Dr. Hartmut Roder und der Hafen

„Mit der Ausstellung schließt sich ein Kreis“, meinte Ahrndt, denn als Dr. Hartmut Roder 1991 Jahren nach Bremen kam, war seine erste Aufgabe der Aufbau einer Hafenausstellung. 26 Jahre später ist der langjährige Leiter der Handelskunde-Abteilung nun noch einmal der Kurator für die „Rückblende“-Ausstellung die gerade eröffnet wurde.

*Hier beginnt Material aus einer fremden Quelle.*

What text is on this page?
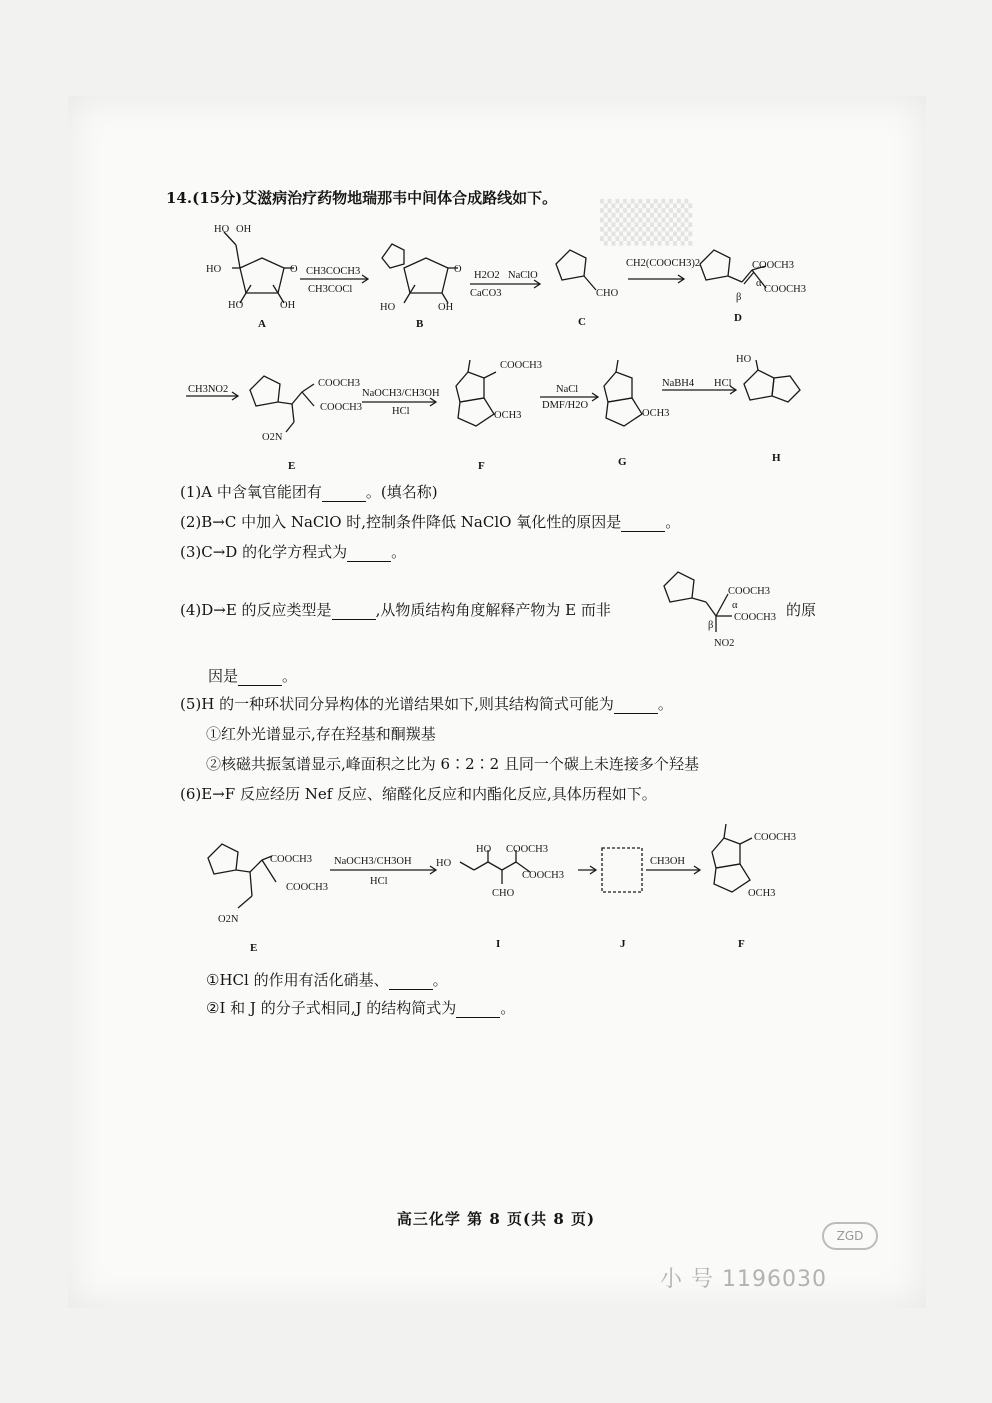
▒▒▒
14.(15分)艾滋病治疗药物地瑞那韦中间体合成路线如下。
HO OH
HO	O
HO	OH	HO	OH
O
CHO
COOCH3
COOCH3
β
α
COOCH3
COOCH3
O2N
COOCH3
OCH3	OCH3
HO
COOCH3
COOCH3
α
β
NO2
COOCH3
COOCH3
O2N
HO
HO COOCH3
COOCH3
CHO
COOCH3
OCH3
CH3COCH3
CH3COCl
H2O2 NaClO
CaCO3
CH2(COOCH3)2
CH3NO2	NaOCH3/CH3OH
HCl
NaCl
DMF/H2O
NaBH4 HCl
NaOCH3/CH3OH
HCl
CH3OH
A	B	C	D
E	F	G	H
E	I	J	F
(1)A 中含氧官能团有	。(填名称)
(2)B→C 中加入 NaClO 时,控制条件降低 NaClO 氧化性的原因是	。
(3)C→D 的化学方程式为	。
(4)D→E 的反应类型是	,从物质结构角度解释产物为 E 而非	的原
因是	。
(5)H 的一种环状同分异构体的光谱结果如下,则其结构简式可能为	。
①红外光谱显示,存在羟基和酮羰基
②核磁共振氢谱显示,峰面积之比为 6∶2∶2 且同一个碳上未连接多个羟基
(6)E→F 反应经历 Nef 反应、缩醛化反应和内酯化反应,具体历程如下。
①HCl 的作用有活化硝基、	。
②I 和 J 的分子式相同,J 的结构简式为	。
高三化学 第 8 页(共 8 页)
ZGD
小 号 1196030
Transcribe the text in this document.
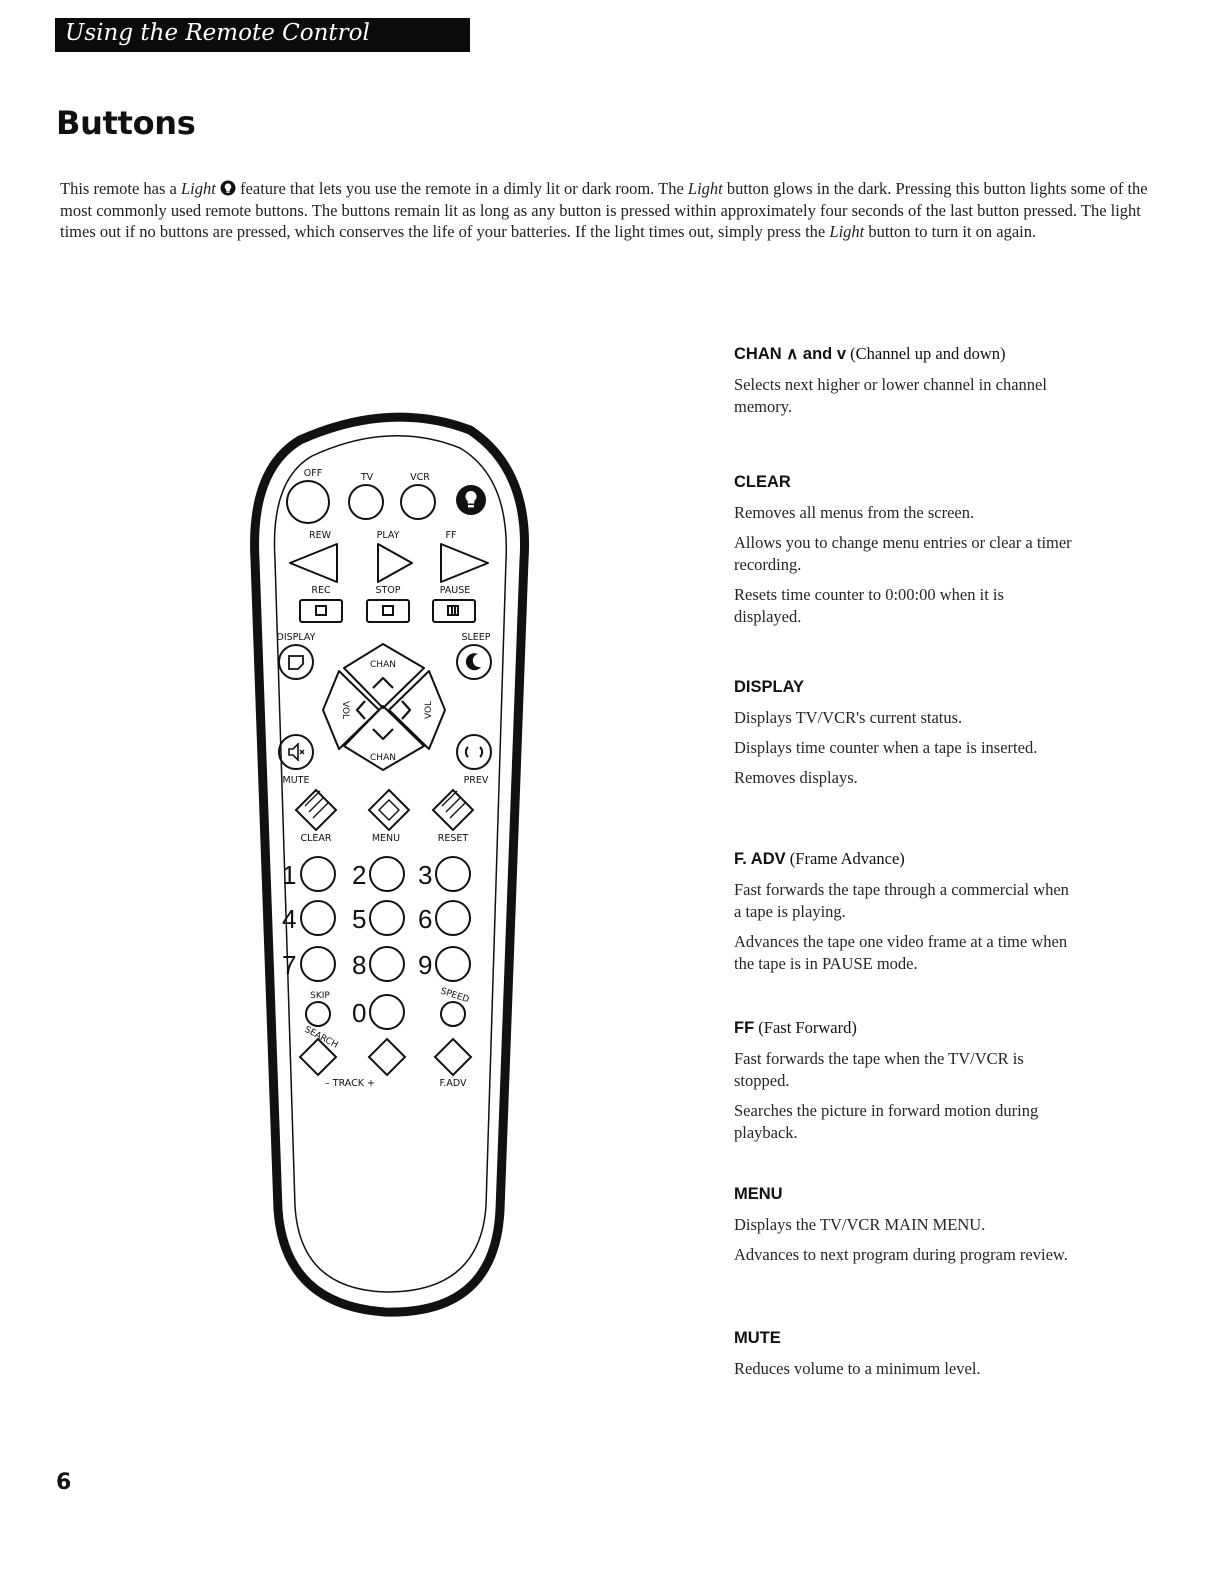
Using the Remote Control
Buttons

This remote has a Light  feature that lets you use the remote in a dimly lit or dark room. The Light button glows in the dark. Pressing this button lights some of the most commonly used remote buttons. The buttons remain lit as long as any button is pressed within approximately four seconds of the last button pressed. The light times out if no buttons are pressed, which conserves the life of your batteries. If the light times out, simply press the Light button to turn it on again.

OFF	TV	VCR
REW	PLAY	FF
REC	STOP	PAUSE
DISPLAY	SLEEP
CHAN
CHAN
VOL	VOL
MUTE	PREV
CLEAR	MENU	RESET
1 2 3
4 5 6
7 8 9
0
SKIP
SEARCH
SPEED
– TRACK +	F.ADV
CHAN ∧ and v (Channel up and down)

Selects next higher or lower channel in channel memory.

CLEAR

Removes all menus from the screen.

Allows you to change menu entries or clear a timer recording.

Resets time counter to 0:00:00 when it is displayed.

DISPLAY

Displays TV/VCR's current status.

Displays time counter when a tape is inserted.

Removes displays.

F. ADV (Frame Advance)

Fast forwards the tape through a commercial when a tape is playing.

Advances the tape one video frame at a time when the tape is in PAUSE mode.

FF (Fast Forward)

Fast forwards the tape when the TV/VCR is stopped.

Searches the picture in forward motion during playback.

MENU

Displays the TV/VCR MAIN MENU.

Advances to next program during program review.

MUTE

Reduces volume to a minimum level.

6
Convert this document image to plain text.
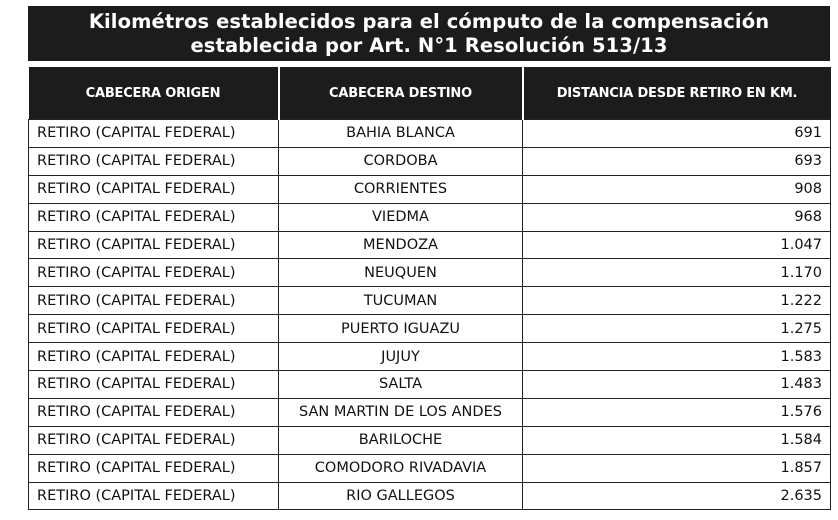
Kilométros establecidos para el cómputo de la compensación
establecida por Art. N°1 Resolución 513/13
CABECERA ORIGEN	CABECERA DESTINO	DISTANCIA DESDE RETIRO EN KM.
RETIRO (CAPITAL FEDERAL)	BAHIA BLANCA	691
RETIRO (CAPITAL FEDERAL)	CORDOBA	693
RETIRO (CAPITAL FEDERAL)	CORRIENTES	908
RETIRO (CAPITAL FEDERAL)	VIEDMA	968
RETIRO (CAPITAL FEDERAL)	MENDOZA	1.047
RETIRO (CAPITAL FEDERAL)	NEUQUEN	1.170
RETIRO (CAPITAL FEDERAL)	TUCUMAN	1.222
RETIRO (CAPITAL FEDERAL)	PUERTO IGUAZU	1.275
RETIRO (CAPITAL FEDERAL)	JUJUY	1.583
RETIRO (CAPITAL FEDERAL)	SALTA	1.483
RETIRO (CAPITAL FEDERAL)	SAN MARTIN DE LOS ANDES	1.576
RETIRO (CAPITAL FEDERAL)	BARILOCHE	1.584
RETIRO (CAPITAL FEDERAL)	COMODORO RIVADAVIA	1.857
RETIRO (CAPITAL FEDERAL)	RIO GALLEGOS	2.635
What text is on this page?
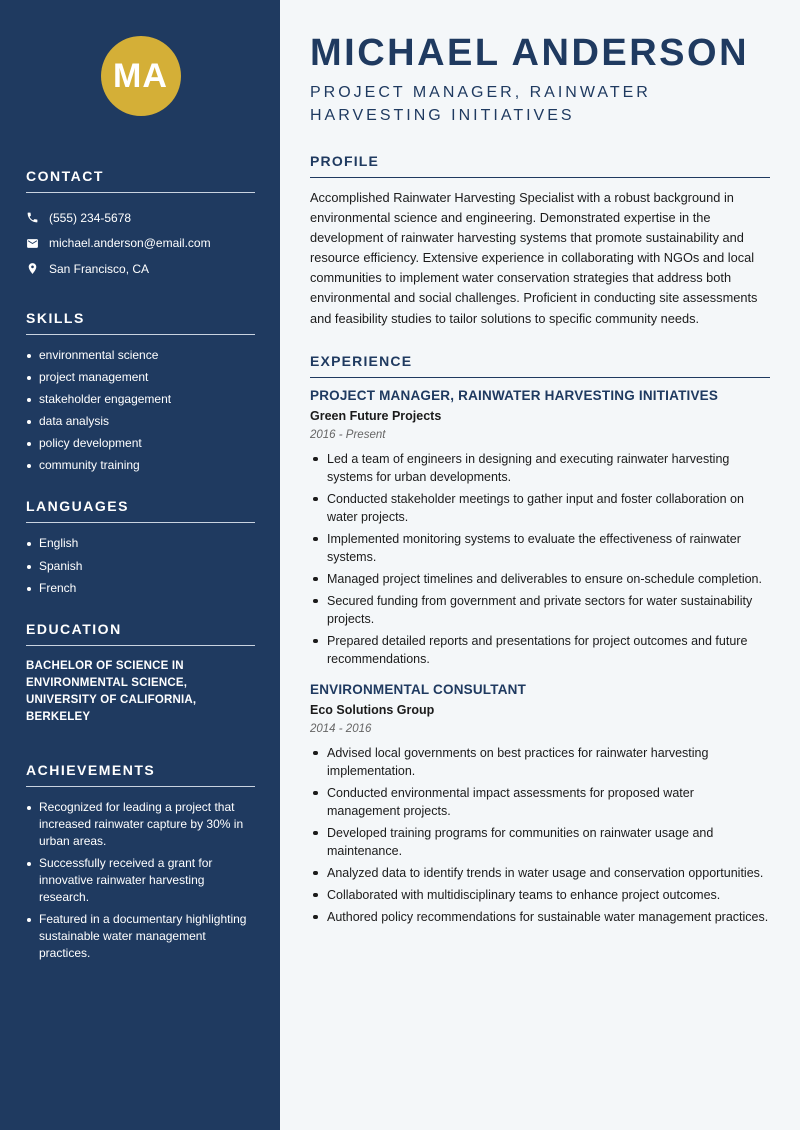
MA
CONTACT
(555) 234-5678
michael.anderson@email.com
San Francisco, CA
SKILLS
environmental science
project management
stakeholder engagement
data analysis
policy development
community training
LANGUAGES
English
Spanish
French
EDUCATION
BACHELOR OF SCIENCE IN ENVIRONMENTAL SCIENCE, UNIVERSITY OF CALIFORNIA, BERKELEY
ACHIEVEMENTS
Recognized for leading a project that increased rainwater capture by 30% in urban areas.
Successfully received a grant for innovative rainwater harvesting research.
Featured in a documentary highlighting sustainable water management practices.
MICHAEL ANDERSON
PROJECT MANAGER, RAINWATER
HARVESTING INITIATIVES
PROFILE

Accomplished Rainwater Harvesting Specialist with a robust background in environmental science and engineering. Demonstrated expertise in the development of rainwater harvesting systems that promote sustainability and resource efficiency. Extensive experience in collaborating with NGOs and local communities to implement water conservation strategies that address both environmental and social challenges. Proficient in conducting site assessments and feasibility studies to tailor solutions to specific community needs.

EXPERIENCE
PROJECT MANAGER, RAINWATER HARVESTING INITIATIVES
Green Future Projects
2016 - Present
Led a team of engineers in designing and executing rainwater harvesting systems for urban developments.
Conducted stakeholder meetings to gather input and foster collaboration on water projects.
Implemented monitoring systems to evaluate the effectiveness of rainwater systems.
Managed project timelines and deliverables to ensure on-schedule completion.
Secured funding from government and private sectors for water sustainability projects.
Prepared detailed reports and presentations for project outcomes and future recommendations.
ENVIRONMENTAL CONSULTANT
Eco Solutions Group
2014 - 2016
Advised local governments on best practices for rainwater harvesting implementation.
Conducted environmental impact assessments for proposed water management projects.
Developed training programs for communities on rainwater usage and maintenance.
Analyzed data to identify trends in water usage and conservation opportunities.
Collaborated with multidisciplinary teams to enhance project outcomes.
Authored policy recommendations for sustainable water management practices.
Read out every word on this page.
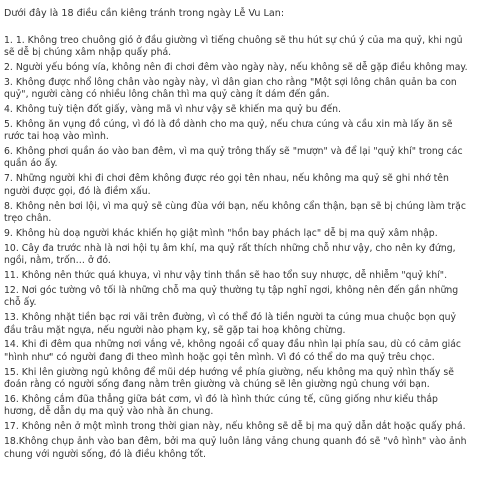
Dưới đây là 18 điều cần kiêng tránh trong ngày Lễ Vu Lan:
1. 1. Không treo chuông gió ở đầu giường vì tiếng chuông sẽ thu hút sự chú ý của ma quỷ, khi ngủ sẽ dễ bị chúng xâm nhập quấy phá.
2. Người yếu bóng vía, không nên đi chơi đêm vào ngày này, nếu không sẽ dễ gặp điều không may.
3. Không được nhổ lông chân vào ngày này, vì dân gian cho rằng "Một sợi lông chân quản ba con quỷ", người càng có nhiều lông chân thì ma quỷ càng ít dám đến gần.
4. Không tuỳ tiện đốt giấy, vàng mã vì như vậy sẽ khiến ma quỷ bu đến.
5. Không ăn vụng đồ cúng, vì đó là đồ dành cho ma quỷ, nếu chưa cúng và cầu xin mà lấy ăn sẽ rước tai hoạ vào mình.
6. Không phơi quần áo vào ban đêm, vì ma quỷ trông thấy sẽ "mượn" và để lại "quỷ khí" trong các quần áo ấy.
7. Những người khi đi chơi đêm không được réo gọi tên nhau, nếu không ma quỷ sẽ ghi nhớ tên người được gọi, đó là điềm xấu.
8. Không nên bơi lội, vì ma quỷ sẽ cùng đùa với bạn, nếu không cẩn thận, bạn sẽ bị chúng làm trặc trẹo chân.
9. Không hù doạ người khác khiến họ giật mình "hồn bay phách lạc" dễ bị ma quỷ xâm nhập.
10. Cây đa trước nhà là nơi hội tụ âm khí, ma quỷ rất thích những chỗ như vậy, cho nên ky đứng, ngồi, nằm, trốn… ở đó.
11. Không nên thức quá khuya, vì như vậy tinh thần sẽ hao tổn suy nhược, dễ nhiễm "quỷ khí".
12. Nơi góc tường vô tối là những chỗ ma quỷ thường tụ tập nghỉ ngơi, không nên đến gần những chỗ ấy.
13. Không nhặt tiền bạc rơi vãi trên đường, vì có thể đó là tiền người ta cúng mua chuộc bọn quỷ đầu trâu mặt ngựa, nếu người nào phạm kỵ, sẽ gặp tai hoạ không chừng.
14. Khi đi đêm qua những nơi vắng vẻ, không ngoái cổ quay đầu nhìn lại phía sau, dù có cảm giác "hình như" có người đang đi theo mình hoặc gọi tên mình. Vì đó có thể do ma quỷ trêu chọc.
15. Khi lên giường ngủ không để mũi dép hướng về phía giường, nếu không ma quỷ nhìn thấy sẽ đoán rằng có người sống đang nằm trên giường và chúng sẽ lên giường ngủ chung với bạn.
16. Không cắm đũa thẳng giữa bát cơm, vì đó là hình thức cúng tế, cũng giống như kiểu thắp hương, dễ dẫn dụ ma quỷ vào nhà ăn chung.
17. Không nên ở một mình trong thời gian này, nếu không sẽ dễ bị ma quỷ dẫn dắt hoặc quấy phá.
18.Không chụp ảnh vào ban đêm, bởi ma quỷ luôn lảng vảng chung quanh đó sẽ "vô hình" vào ảnh chung với người sống, đó là điều không tốt.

In der Fotoausstellung selbst wird die große Zeit der  Bremischen Häfen noch einmal lebendig: Die Häfen waren über Jahrzehnte das Herzstück der Stadt und prägten die Identität Bremens, erinnerte Roder. Noch bis in die 1960er Jahre „war hier der Bär“ los erklärte der Experte. Das änderte sich erst 1966 als der erste Container in Bremen anlandete. Ein Ereignis, das die weltweite Schifffahrt revolutionierte und zugleich die Häfen nachdrücklich veränderte.

Die Hafengeschichte in Bildern

Immer mit dabei waren die Fotografen Hans Saebens, Karl Edmund Schmidt, Hans Brockmöller, Georg Schmidt und Jochen Stoss, die seit den 1930er Jahren Szenen aus den Häfen einfingen. In den ausgestellten 90 – fast ausschließlich schwarz-weißen – Aufnahmen haben sie Zeitdokumente über die Arbeit im Hafen, den frühen Warenhandel, Zerstörung, Wiederaufbau und den Wandel durch die Blechbox geschaffen.

Die Ausstellung „Rückblende – Streiflichter aus den Bremer Häfen“ ist bis zum 23. April im Übersee-Museum geöffnet. Bevor Dr. Hartmut Roder in den Ruhestand geht, ist er im Rahmen der Ausstellung noch bei drei Veranstaltungen im Museum zu Gast: Am Dienstag, 28. Februar, ab 19 Uhr, diskutiert er mit Robert Howe (bremenports) und Winfried Strauch (Hafenschule Bremen) über das Thema „Vom Stückgut zum Massenfrachter – Industrialisierung der Hafenarbeit“. Bei den Museumsgesprächen am Donnerstag, 9. März, ab 15 Uhr, spricht er mit dem ehemaligen BLG-Mitarbeiter Hans Jürgen Haberland über „Die große Zeit der stadtbremischen Häfen“. Am Dienstag, 11. April, ab 19 Uhr, zieht er dann noch einmal mit dem Fotografen Jochen Stoss eine Bilanz über 45 Jahre Hafenfotografie.